Janice Richardson, experte du Conseil de l'Europe

Picture of Janice RichardsonDepuis 2002, Janice est experte auprès du Conseil de l'Europe sur divers sujets, notamment la citoyenneté numérique et la protection de l'enfance, et elle est co-auteure d'une demi-douzaine de publications du Conseil de l'Europe. Elle siège au Safety Advisory Board et au Youth Advisory Board de Facebook, au Trust and Security Council de Twitter et au comité directeur de Power of Zero sur l'éducation de la petite enfance. Elle est également créatrice de contenu et experte en éducation dans le cadre du programme SmartBus de Huawei. Depuis 2017, elle travaille avec des jeunes et des enseignants-mentors de 10 pays de l'UE (le Conseil européen pour le bien numérique) pour créer des jeux et des publications sur la citoyenneté numérique pour les enfants, un domaine de travail particulièrement important pour soutenir les enseignants et les parents pendant le confinement dû au coronavirus.

Article de Janice Richardson

La récente pandémie de coronavirus a profondément perturbé les systèmes éducatifs du monde entier, mettant en lumière les lacunes importantes qui ont fragilisé le droit à l'éducation d'un enfant sur trois dans le monde.
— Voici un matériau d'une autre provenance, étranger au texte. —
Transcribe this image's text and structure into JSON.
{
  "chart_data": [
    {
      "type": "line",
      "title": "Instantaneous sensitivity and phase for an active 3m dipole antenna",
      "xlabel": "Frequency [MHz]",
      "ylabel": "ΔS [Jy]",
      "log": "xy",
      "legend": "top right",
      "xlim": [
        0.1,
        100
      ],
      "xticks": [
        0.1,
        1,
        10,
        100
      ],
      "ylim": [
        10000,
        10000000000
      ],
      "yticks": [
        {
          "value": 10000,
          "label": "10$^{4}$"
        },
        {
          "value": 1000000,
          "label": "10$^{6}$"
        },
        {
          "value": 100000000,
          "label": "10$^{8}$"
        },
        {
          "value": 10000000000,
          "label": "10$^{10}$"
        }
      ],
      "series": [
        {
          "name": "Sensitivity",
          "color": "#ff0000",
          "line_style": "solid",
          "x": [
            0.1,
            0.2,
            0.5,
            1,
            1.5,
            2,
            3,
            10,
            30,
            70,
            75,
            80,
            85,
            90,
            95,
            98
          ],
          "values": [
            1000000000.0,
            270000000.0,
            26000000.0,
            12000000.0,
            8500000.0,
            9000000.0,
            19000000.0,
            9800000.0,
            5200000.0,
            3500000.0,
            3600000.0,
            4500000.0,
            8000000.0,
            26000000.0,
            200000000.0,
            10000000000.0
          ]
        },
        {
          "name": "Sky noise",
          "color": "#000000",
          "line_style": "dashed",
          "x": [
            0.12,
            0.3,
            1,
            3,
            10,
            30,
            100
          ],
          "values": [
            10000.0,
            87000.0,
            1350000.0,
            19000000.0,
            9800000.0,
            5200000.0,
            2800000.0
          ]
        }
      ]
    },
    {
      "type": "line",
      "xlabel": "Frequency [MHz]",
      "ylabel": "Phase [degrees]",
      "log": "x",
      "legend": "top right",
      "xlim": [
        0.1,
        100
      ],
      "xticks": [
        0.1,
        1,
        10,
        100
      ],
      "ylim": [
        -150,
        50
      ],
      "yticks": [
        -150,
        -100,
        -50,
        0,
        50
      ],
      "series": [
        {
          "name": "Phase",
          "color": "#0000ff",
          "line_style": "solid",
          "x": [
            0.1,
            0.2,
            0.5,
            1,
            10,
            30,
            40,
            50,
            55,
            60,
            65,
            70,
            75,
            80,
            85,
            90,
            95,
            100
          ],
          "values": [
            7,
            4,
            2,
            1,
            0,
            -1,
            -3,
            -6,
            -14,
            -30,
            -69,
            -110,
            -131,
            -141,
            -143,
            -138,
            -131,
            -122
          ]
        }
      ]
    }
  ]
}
Ni les enseignants ni les familles n'étaient préparés à se lancer dans une situation d'apprentissage et de travail à distance. Un équipement numérique adéquat, un accès insuffisant au haut débit et des enseignants mal formés faisaient partie d'un ensemble plus large de problèmes qui avaient un impact sur le droit des enfants à une éducation équitable et inclusive. L'UNESCO[1] estime que la scolarité a été perturbée pour environ 70 % des enfants dans le monde, et qu'environ 40 % ont été touchés par le manque d'exercice physique et d'accès à la nutrition.
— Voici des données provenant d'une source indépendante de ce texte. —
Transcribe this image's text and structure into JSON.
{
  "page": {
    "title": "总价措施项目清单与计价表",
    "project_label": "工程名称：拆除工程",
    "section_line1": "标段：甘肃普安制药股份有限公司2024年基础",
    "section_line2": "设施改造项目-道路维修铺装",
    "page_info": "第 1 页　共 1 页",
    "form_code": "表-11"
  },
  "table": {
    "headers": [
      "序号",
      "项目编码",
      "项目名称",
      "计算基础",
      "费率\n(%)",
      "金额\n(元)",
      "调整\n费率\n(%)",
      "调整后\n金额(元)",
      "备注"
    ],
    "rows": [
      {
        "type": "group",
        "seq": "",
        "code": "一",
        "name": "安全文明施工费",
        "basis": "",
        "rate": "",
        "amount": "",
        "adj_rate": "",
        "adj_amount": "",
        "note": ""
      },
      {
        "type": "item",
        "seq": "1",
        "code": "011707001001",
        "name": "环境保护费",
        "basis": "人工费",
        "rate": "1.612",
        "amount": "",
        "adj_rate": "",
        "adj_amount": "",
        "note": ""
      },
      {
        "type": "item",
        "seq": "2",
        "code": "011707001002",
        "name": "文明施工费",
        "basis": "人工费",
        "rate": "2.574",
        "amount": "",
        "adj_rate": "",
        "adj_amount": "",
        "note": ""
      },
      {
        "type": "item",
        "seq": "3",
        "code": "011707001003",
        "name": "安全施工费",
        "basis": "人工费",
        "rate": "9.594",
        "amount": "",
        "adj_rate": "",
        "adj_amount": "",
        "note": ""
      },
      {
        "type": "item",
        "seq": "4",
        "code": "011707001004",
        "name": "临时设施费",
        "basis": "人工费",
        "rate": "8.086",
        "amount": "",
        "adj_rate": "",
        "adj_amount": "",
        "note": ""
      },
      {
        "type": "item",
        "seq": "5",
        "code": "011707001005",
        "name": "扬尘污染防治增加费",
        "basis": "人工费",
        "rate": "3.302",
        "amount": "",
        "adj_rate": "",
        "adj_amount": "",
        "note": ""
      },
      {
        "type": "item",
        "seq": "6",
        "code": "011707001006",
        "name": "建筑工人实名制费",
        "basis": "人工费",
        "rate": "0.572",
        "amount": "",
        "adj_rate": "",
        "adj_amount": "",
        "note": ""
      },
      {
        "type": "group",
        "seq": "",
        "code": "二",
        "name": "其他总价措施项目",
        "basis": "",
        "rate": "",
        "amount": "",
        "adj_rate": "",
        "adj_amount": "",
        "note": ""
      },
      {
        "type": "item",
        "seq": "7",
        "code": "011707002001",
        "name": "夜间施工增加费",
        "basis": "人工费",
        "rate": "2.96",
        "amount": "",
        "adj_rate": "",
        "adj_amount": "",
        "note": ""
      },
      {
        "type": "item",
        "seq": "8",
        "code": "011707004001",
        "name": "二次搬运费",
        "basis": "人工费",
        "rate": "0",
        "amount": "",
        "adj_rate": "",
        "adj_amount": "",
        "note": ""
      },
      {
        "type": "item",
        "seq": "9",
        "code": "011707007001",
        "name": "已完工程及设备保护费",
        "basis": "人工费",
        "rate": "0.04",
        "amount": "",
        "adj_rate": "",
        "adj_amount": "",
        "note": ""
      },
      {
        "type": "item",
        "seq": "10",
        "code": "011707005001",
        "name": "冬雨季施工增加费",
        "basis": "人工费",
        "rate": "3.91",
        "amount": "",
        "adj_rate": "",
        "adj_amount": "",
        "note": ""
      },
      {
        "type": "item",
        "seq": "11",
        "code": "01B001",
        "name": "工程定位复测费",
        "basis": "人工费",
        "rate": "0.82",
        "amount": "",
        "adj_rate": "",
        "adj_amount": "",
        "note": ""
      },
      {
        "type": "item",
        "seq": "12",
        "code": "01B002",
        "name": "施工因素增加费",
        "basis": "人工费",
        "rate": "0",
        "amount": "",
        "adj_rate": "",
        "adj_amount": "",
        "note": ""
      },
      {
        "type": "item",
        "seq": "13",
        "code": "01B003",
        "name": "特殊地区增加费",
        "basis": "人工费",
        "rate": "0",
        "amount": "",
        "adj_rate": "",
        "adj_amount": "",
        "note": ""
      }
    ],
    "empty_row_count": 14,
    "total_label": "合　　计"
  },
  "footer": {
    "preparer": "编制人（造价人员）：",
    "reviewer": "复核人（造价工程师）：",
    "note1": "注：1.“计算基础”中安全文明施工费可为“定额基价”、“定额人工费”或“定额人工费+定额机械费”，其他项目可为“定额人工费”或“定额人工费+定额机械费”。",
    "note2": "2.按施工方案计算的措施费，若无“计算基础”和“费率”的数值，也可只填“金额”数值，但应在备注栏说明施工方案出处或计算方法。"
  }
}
Une enquête de la Commission européenne datant de 2019[2] avait déjà souligné le manque total de préparation des écoles à intégrer la technologie numérique dans le cursus éducatif, sans parler du passage d'un enseignement en classe à un enseignement à distance du jour au lendemain. Les données de l'enquête montrent qu'en moyenne, dans les écoles primaires, 18 élèves partagent un ordinateur, avec une moyenne légèrement meilleure de 7 ou 8 enfants par ordinateur dans le secondaire. Soixante pour cent des élèves reçoivent un enseignement dispensé par des enseignants qui doivent couvrir leurs propres frais pour profiter des possibilités de développement professionnel, et un élève sur deux considère que ses parents ne comprennent pas les risques en ligne qu'ils rencontrent ou la façon dont ils utilisent la technologie numérique. Ces derniers mois, les fermetures d'écoles et les confinements sociaux ont réveillé la société à de nombreux niveaux et, dans de trop nombreux cas, ce sont le bien-être des enfants et la protection de leurs droits qui en ont fait les frais.
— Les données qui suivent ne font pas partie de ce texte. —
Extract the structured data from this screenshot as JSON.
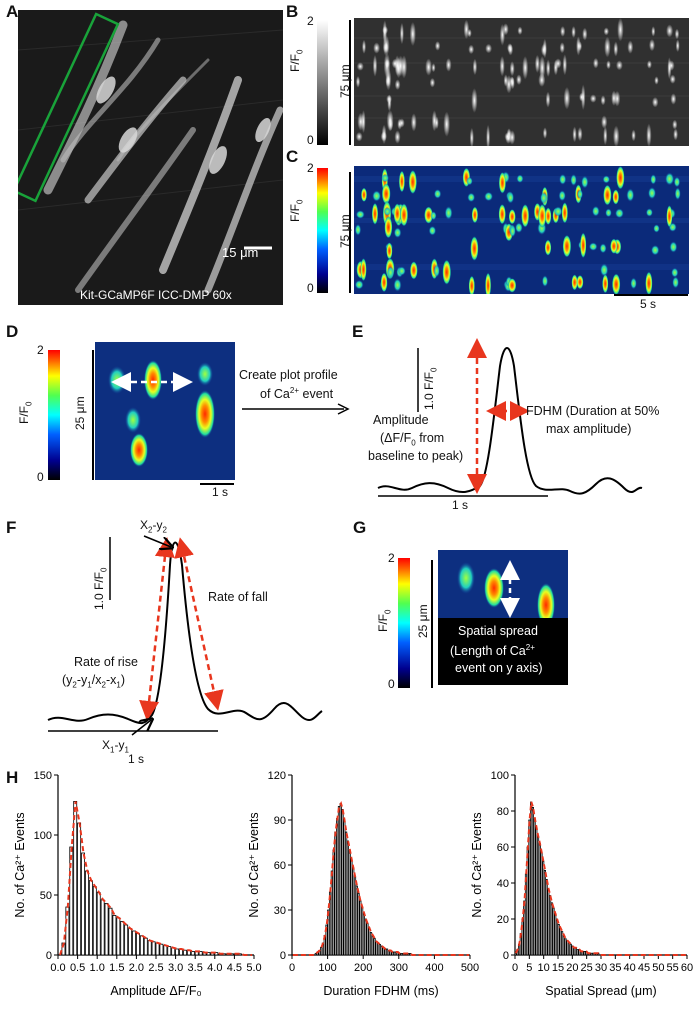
{
  "panels": {
    "A": {
      "label": "A",
      "caption": "Kit-GCaMP6F ICC-DMP 60x",
      "scale": "15 μm"
    },
    "B": {
      "label": "B",
      "cb_top": "2",
      "cb_bottom": "0",
      "cb_title": "F/F",
      "cb_sub": "0",
      "space": "75 μm"
    },
    "C": {
      "label": "C",
      "cb_top": "2",
      "cb_bottom": "0",
      "cb_title": "F/F",
      "cb_sub": "0",
      "space": "75 μm",
      "time": "5 s"
    },
    "D": {
      "label": "D",
      "cb_top": "2",
      "cb_bottom": "0",
      "cb_title": "F/F",
      "cb_sub": "0",
      "space": "25 μm",
      "time": "1 s",
      "arrow_text_1": "Create plot profile",
      "arrow_text_2": "of Ca",
      "arrow_sup": "2+",
      "arrow_text_3": " event"
    },
    "E": {
      "label": "E",
      "yscale": "1.0 F/F",
      "yscale_sub": "0",
      "amp_1": "Amplitude",
      "amp_2": "(ΔF/F",
      "amp_2_sub": "0",
      "amp_2_end": " from",
      "amp_3": "baseline to peak)",
      "fdhm_1": "FDHM (Duration at 50%",
      "fdhm_2": "max amplitude)",
      "time": "1 s"
    },
    "F": {
      "label": "F",
      "yscale": "1.0 F/F",
      "yscale_sub": "0",
      "peak": "X",
      "peak_s1": "2",
      "peak_mid": "-y",
      "peak_s2": "2",
      "base": "X",
      "base_s1": "1",
      "base_mid": "-y",
      "base_s2": "1",
      "rise_1": "Rate of rise",
      "rise_2": "(y",
      "fall": "Rate of fall",
      "time": "1 s"
    },
    "G": {
      "label": "G",
      "cb_top": "2",
      "cb_bottom": "0",
      "cb_title": "F/F",
      "cb_sub": "0",
      "space": "25 μm",
      "box_1": "Spatial spread",
      "box_2": "(Length of Ca",
      "box_sup": "2+",
      "box_3": "event on y axis)"
    },
    "H": {
      "label": "H",
      "ylabel": "No. of Ca",
      "ylabel_sup": "2+",
      "ylabel_end": " Events"
    }
  },
  "chart_data": [
    {
      "type": "bar",
      "title": "",
      "xlabel": "Amplitude ΔF/F0",
      "ylabel": "No. of Ca2+ Events",
      "xlim": [
        0,
        5.0
      ],
      "ylim": [
        0,
        150
      ],
      "xticks": [
        "0.0",
        "0.5",
        "1.0",
        "1.5",
        "2.0",
        "2.5",
        "3.0",
        "3.5",
        "4.0",
        "4.5",
        "5.0"
      ],
      "yticks": [
        "0",
        "50",
        "100",
        "150"
      ],
      "bin_width": 0.1,
      "values": [
        0,
        10,
        40,
        90,
        128,
        110,
        85,
        70,
        62,
        57,
        52,
        46,
        43,
        39,
        33,
        31,
        28,
        25,
        22,
        20,
        18,
        16,
        14,
        12,
        11,
        10,
        9,
        8,
        7,
        6,
        5,
        5,
        4,
        4,
        3,
        3,
        3,
        2,
        2,
        2,
        2,
        1,
        1,
        1,
        1,
        1,
        1,
        0,
        0,
        0
      ],
      "fit": "log-normal (red dashed)"
    },
    {
      "type": "bar",
      "title": "",
      "xlabel": "Duration FDHM (ms)",
      "ylabel": "No. of Ca2+ Events",
      "xlim": [
        0,
        500
      ],
      "ylim": [
        0,
        120
      ],
      "xticks": [
        "0",
        "100",
        "200",
        "300",
        "400",
        "500"
      ],
      "yticks": [
        "0",
        "30",
        "60",
        "90",
        "120"
      ],
      "bin_width": 5,
      "values": [
        0,
        0,
        0,
        0,
        0,
        0,
        0,
        0,
        0,
        0,
        0,
        0,
        0,
        1,
        2,
        3,
        5,
        8,
        13,
        20,
        30,
        42,
        56,
        70,
        82,
        91,
        99,
        101,
        97,
        90,
        82,
        76,
        70,
        64,
        58,
        52,
        46,
        41,
        36,
        32,
        28,
        24,
        21,
        18,
        15,
        13,
        11,
        9,
        8,
        7,
        6,
        5,
        4,
        4,
        3,
        3,
        2,
        2,
        2,
        2,
        1,
        1,
        1,
        1,
        1,
        1,
        1,
        0,
        0,
        0,
        0,
        0,
        0,
        0,
        0,
        0,
        0,
        0,
        0,
        0,
        0,
        0,
        0,
        0,
        0,
        0,
        0,
        0,
        0,
        0,
        0,
        0,
        0,
        0,
        0,
        0,
        0,
        0,
        0,
        0
      ],
      "fit": "log-normal (red dashed)"
    },
    {
      "type": "bar",
      "title": "",
      "xlabel": "Spatial Spread (μm)",
      "ylabel": "No. of Ca2+ Events",
      "xlim": [
        0,
        60
      ],
      "ylim": [
        0,
        100
      ],
      "xticks": [
        "0",
        "5",
        "10",
        "15",
        "20",
        "25",
        "30",
        "35",
        "40",
        "45",
        "50",
        "55",
        "60"
      ],
      "yticks": [
        "0",
        "20",
        "40",
        "60",
        "80",
        "100"
      ],
      "bin_width": 0.6,
      "values": [
        1,
        3,
        6,
        12,
        20,
        30,
        45,
        60,
        75,
        85,
        82,
        76,
        71,
        66,
        62,
        57,
        52,
        47,
        42,
        37,
        33,
        29,
        26,
        23,
        20,
        17,
        15,
        13,
        11,
        9,
        8,
        7,
        6,
        5,
        4,
        4,
        3,
        3,
        2,
        2,
        2,
        2,
        1,
        1,
        1,
        1,
        1,
        1,
        1,
        0,
        0,
        0,
        0,
        0,
        0,
        0,
        0,
        0,
        0,
        0,
        0,
        0,
        0,
        0,
        0,
        0,
        0,
        0,
        0,
        0,
        0,
        0,
        0,
        0,
        0,
        0,
        0,
        0,
        0,
        0,
        0,
        0,
        0,
        0,
        0,
        0,
        0,
        0,
        0,
        0,
        0,
        0,
        0,
        0,
        0,
        0,
        0,
        0,
        0,
        0
      ],
      "fit": "log-normal (red dashed)"
    }
  ]
}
Les institutions internationales estiment que trois familles sur quatre n'étaient tout simplement pas préparées à relever ce défi. Bien que des pays comme les Pays-Bas[3], par exemple, aient rapidement investi d'énormes budgets pour s'assurer que chaque enfant soit correctement équipé d'outils numériques pour suivre un apprentissage à distance, l'accès à large bande reste un problème pour beaucoup. Les rapports de pays tels que la Finlande[4] et l'Allemagne[5] soulignent également le manque d'enseignants capables d'adapter leurs stratégies pédagogiques pour rendre l'apprentissage plus souple, plus personnalisé et plus significatif, passionnant au lieu de démotivant leurs élèves, et tirant pleinement parti de la richesse des ressources à leur disposition. La crise a également accentué les problèmes de sécurité, de respect de la vie privée et de sûreté des plateformes numériques. De nombreux enseignants se sont tournés vers les plateformes commerciales pour dispenser leurs cours, sans en comprendre pleinement les risques et les défauts, et sans être sensibilisés et formés à un usage de qualité.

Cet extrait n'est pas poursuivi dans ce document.